The taser shot shocks Jin pretty bad and makes him fall to his knees. He grunts in pain :

- What... the hell, man !?

He claws on the floor, trying to endure the pain that just shocked through his entire body.


----------



## nikolai_resnov (May 13, 2019)

The agent called into another saying he had tagged one as Nikolai gets hit with a trequillizer which knocked him out could as a voice over the radio replied "second one down"


----------



## Linkin Spark (May 14, 2019)

- Grrrrr... down, my ass !

Jin tries to break himself out of the shock, then uses all his strength to get up and quickly stabs the knife in the agent's leg, then uses his entire weight (about 300+ kg) to pull the agent down and stabs the knife in the agent's hand, as hard as he can.
Then Jin violently hauls the agent back up and shoves him towards the others. Right after that, he throws himself back to stand on his tail, and lands a heavy kick with both his hooves at the stabbed agent in the chest, knocking him right into the others.
He rushes to Nikolai and hauls him over his shoulders.

- Later, suckers !


----------



## nikolai_resnov (May 15, 2019)

Just as Jin had picked up Nikolai there was a quick pricking feel in his back as the agent that shot Nikolai hit Jin with the same tranquillizer, this causing Nikolai to feel heavier as the sedative began to take affect


----------



## Linkin Spark (May 15, 2019)

- Nnnngh !... Grrr !

Jin tries to fight back the sedative as he makes the run for it, though he starts to feel sleepy and dizzy that he stumbles around. His hooves just make it hard for him to run, let alone without causing the noises... soon enough he can't take it anymore, and rushes into the nearest room.
With what little strength left, he locks the door and blocks it with the tables and chairs... until he collapses on the floor.

- Ugh...


----------



## GrimnCoyote (May 15, 2019)

Grimn slinked down the hall in a half asleep state. The testing the day before had depleted most of her energy and all she wanted to do was lay in her bed for the rest of the evening. Suddenly her yellow and green eyes widened as a wounded agent stumbles towards a coyote. Frantically she hides behind some lockers as the man brings out his radio. "Ugh...this is Agent 1678, I require immediate backup", his voice sounds metallic and raspy, "There are multiples meta-powered individuals in my proximity". Carefully sneaking closer she sets her eyes upon the man and one of her own species. Without making a sound she taps his shoulder. "Huh?", the agent glares behind him unaware Grimn had teleported in front of him. He darts his attention forward only to realise his mistake, "hey, top right there". A bright red light temporarily blinds him, once his vision was regained both coyotes disappeared without a trace. 

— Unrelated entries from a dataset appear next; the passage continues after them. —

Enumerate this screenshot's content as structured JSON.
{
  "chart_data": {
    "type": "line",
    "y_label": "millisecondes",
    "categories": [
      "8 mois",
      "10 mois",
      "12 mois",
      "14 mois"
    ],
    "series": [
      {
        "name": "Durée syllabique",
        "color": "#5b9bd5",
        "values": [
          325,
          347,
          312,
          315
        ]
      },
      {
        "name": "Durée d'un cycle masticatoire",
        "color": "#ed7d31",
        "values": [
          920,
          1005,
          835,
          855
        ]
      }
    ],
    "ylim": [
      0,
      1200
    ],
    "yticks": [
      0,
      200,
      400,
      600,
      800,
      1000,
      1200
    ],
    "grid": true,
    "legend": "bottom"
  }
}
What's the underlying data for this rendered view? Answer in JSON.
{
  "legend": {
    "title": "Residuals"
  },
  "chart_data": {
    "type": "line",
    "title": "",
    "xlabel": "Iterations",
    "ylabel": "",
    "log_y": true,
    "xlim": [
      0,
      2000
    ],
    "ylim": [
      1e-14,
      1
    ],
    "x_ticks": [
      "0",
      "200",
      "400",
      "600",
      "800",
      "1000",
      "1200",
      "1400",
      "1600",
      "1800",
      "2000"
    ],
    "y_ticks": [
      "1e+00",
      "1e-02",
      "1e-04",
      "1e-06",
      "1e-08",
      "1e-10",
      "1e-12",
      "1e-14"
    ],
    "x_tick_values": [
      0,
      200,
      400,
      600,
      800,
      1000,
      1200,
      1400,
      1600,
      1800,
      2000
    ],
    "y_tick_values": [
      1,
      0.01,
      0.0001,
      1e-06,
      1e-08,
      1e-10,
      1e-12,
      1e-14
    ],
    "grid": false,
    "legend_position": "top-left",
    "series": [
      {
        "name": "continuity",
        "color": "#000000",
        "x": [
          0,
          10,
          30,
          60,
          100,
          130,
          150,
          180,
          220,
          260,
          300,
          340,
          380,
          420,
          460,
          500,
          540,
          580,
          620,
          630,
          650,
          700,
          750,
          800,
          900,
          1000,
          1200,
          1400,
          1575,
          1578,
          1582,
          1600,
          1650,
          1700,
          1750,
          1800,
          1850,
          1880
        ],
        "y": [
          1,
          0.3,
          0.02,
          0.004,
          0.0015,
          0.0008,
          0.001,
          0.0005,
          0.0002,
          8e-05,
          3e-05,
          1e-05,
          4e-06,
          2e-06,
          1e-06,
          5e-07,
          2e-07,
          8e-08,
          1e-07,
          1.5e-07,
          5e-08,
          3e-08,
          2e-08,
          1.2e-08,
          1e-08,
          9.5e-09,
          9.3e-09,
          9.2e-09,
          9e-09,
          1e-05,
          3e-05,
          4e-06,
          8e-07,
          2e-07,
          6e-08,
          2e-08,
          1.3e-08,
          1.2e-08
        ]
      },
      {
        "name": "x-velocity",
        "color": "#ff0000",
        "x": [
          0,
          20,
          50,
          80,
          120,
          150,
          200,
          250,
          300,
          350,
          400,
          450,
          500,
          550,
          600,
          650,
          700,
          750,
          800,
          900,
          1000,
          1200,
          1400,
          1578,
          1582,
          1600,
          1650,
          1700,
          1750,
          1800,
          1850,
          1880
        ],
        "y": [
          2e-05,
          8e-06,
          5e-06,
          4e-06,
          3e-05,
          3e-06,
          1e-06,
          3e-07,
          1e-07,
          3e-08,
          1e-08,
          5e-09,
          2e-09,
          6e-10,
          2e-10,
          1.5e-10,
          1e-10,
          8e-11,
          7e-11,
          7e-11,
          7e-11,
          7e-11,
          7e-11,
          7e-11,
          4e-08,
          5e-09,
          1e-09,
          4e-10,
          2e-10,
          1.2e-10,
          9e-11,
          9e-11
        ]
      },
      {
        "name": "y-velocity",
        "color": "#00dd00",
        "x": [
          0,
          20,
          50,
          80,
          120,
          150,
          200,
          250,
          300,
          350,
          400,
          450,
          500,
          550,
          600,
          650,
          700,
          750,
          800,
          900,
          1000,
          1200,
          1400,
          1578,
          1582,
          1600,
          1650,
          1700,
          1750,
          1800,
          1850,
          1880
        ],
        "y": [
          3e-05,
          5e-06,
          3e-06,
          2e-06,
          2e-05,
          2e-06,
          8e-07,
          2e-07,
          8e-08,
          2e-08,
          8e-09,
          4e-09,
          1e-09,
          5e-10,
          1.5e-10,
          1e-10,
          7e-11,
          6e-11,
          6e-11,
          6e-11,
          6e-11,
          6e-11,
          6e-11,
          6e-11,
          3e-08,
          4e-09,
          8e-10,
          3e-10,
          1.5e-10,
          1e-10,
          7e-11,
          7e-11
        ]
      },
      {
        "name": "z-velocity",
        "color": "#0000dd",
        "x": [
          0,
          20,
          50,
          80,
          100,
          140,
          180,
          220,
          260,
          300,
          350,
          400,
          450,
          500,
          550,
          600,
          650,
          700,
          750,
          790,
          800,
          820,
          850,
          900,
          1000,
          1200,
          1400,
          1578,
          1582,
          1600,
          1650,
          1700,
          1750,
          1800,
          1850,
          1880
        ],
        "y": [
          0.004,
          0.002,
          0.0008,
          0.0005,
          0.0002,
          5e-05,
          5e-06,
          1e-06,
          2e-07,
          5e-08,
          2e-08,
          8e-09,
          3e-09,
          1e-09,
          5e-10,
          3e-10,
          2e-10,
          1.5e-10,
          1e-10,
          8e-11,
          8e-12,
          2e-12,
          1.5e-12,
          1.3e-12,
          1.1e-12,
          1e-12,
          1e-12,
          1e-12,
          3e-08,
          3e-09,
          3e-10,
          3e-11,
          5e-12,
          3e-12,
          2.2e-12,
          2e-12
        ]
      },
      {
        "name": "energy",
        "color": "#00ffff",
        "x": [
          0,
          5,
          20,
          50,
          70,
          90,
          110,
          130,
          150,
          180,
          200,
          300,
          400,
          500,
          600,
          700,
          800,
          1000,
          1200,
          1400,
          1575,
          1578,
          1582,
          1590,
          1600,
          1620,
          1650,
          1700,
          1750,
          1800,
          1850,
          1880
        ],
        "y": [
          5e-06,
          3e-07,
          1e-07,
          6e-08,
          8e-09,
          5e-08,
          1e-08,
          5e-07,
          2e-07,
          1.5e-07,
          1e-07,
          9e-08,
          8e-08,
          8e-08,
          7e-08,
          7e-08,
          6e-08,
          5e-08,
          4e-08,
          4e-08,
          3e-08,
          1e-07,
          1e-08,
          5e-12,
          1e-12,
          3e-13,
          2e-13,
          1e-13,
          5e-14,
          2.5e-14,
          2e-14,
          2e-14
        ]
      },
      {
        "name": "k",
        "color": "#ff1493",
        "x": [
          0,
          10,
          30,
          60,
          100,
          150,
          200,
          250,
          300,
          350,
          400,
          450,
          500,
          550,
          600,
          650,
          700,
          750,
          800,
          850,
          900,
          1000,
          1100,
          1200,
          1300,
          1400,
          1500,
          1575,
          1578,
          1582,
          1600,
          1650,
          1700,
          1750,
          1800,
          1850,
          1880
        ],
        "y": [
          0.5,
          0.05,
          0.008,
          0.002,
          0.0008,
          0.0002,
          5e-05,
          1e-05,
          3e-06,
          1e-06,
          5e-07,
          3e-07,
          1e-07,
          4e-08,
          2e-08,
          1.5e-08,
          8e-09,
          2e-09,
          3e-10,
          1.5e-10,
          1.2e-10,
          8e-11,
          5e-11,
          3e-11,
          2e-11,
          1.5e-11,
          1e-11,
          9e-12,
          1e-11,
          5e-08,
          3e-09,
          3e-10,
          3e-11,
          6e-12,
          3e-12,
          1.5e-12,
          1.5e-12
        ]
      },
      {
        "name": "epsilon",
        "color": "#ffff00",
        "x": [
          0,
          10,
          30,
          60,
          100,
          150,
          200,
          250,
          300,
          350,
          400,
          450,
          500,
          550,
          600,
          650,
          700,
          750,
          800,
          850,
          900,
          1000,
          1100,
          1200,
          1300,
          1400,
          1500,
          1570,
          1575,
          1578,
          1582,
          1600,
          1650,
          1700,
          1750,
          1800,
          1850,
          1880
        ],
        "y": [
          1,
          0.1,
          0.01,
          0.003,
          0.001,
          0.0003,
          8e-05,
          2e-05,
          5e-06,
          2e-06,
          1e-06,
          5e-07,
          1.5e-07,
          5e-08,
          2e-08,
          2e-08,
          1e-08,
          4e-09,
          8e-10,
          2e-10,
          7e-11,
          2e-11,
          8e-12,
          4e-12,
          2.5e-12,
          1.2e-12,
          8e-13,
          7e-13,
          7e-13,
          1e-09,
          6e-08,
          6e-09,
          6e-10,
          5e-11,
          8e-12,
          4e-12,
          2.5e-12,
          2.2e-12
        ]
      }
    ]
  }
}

Suddently they both reappeared in the room with Jin. Grimn sets the boy down and begins looking for a way out, "Good job Grimn now your going to be killed because you saved some random coyote".


----------



## Linkin Spark (May 15, 2019)

GrimnCoyote said:


> "Good job Grimn now your going to be killed because you saved some random coyote".


(uh, who says this ? if I read it right, there's only you (Grimn) and Nikolai ( @nikolai_resnov ) in the room with me, and both me and Nikolai are too dizzy to say anything now)


----------



## GrimnCoyote (May 16, 2019)

(Grimn's just talking to herself)


----------



## Linkin Spark (May 17, 2019)

(aye got it)
(welp, gotta wait for Nikolai to get things running)


----------



## GrimnCoyote (May 19, 2019)

(Nikolai sure is taking a while to get back)


----------



## Linkin Spark (May 20, 2019)

(Yep, this is gonna take a while)


----------



## GrimnCoyote (May 20, 2019)

(How long does he typically take to get back?)


----------



## Cendrag Roseheart (May 20, 2019)

(years..)


----------



## Koriekraiz13 (Jul 1, 2019)

(Is it possible for me to join?)


----------



## nikolai_resnov (Jul 25, 2019)

(well that's a bit surprising didn't really anticipate so many others, rl situations came up and furaffinity was giving me some trouble at the login)

-Nikolai was out cold on the classroom floor he hadn't expected what had happened nor would he have expected to be aided by fellow student let alone a fellow coyote but as his breathing stabilized the guards began going from class to class checking for the "Subjects"-


----------



## Koriekraiz13 (Jul 25, 2019)

Kellil noticed the guards going for class to class and in a panic tries not to act suspious, the guards walked past and took a long hard glace at him, but didn't notice anything off
"move to a new school they said, safer than this one they said," he mumbled to him self,
On his way past the english department He notices jin lying on the floor, in one of the classrooms and a sudden shock crawls down his spine, he knew that the guards were looking for him, he tries the doorknob but it was blocked, he runs back to ram it but fails again, in a last attempt, he took a deep breath, his eyes burned a blood red, and rushed the door as it shattered into fragments, "ain't paying for that!" He rushed to the near unconscious jin, and tries to wake him up,
"Come on we gotta get out intill it's too late!, come on!"


----------



## nikolai_resnov (Jul 25, 2019)

after a while Nikolai started coming to in the classroom his fellow coyote had brought him to, shaking off the Sedative he looks at the one who brought him here "hey I don't recognize you miss" he says as his vision blurs a bit before focusing a bit more as he looks at Grimn in a groggy state


----------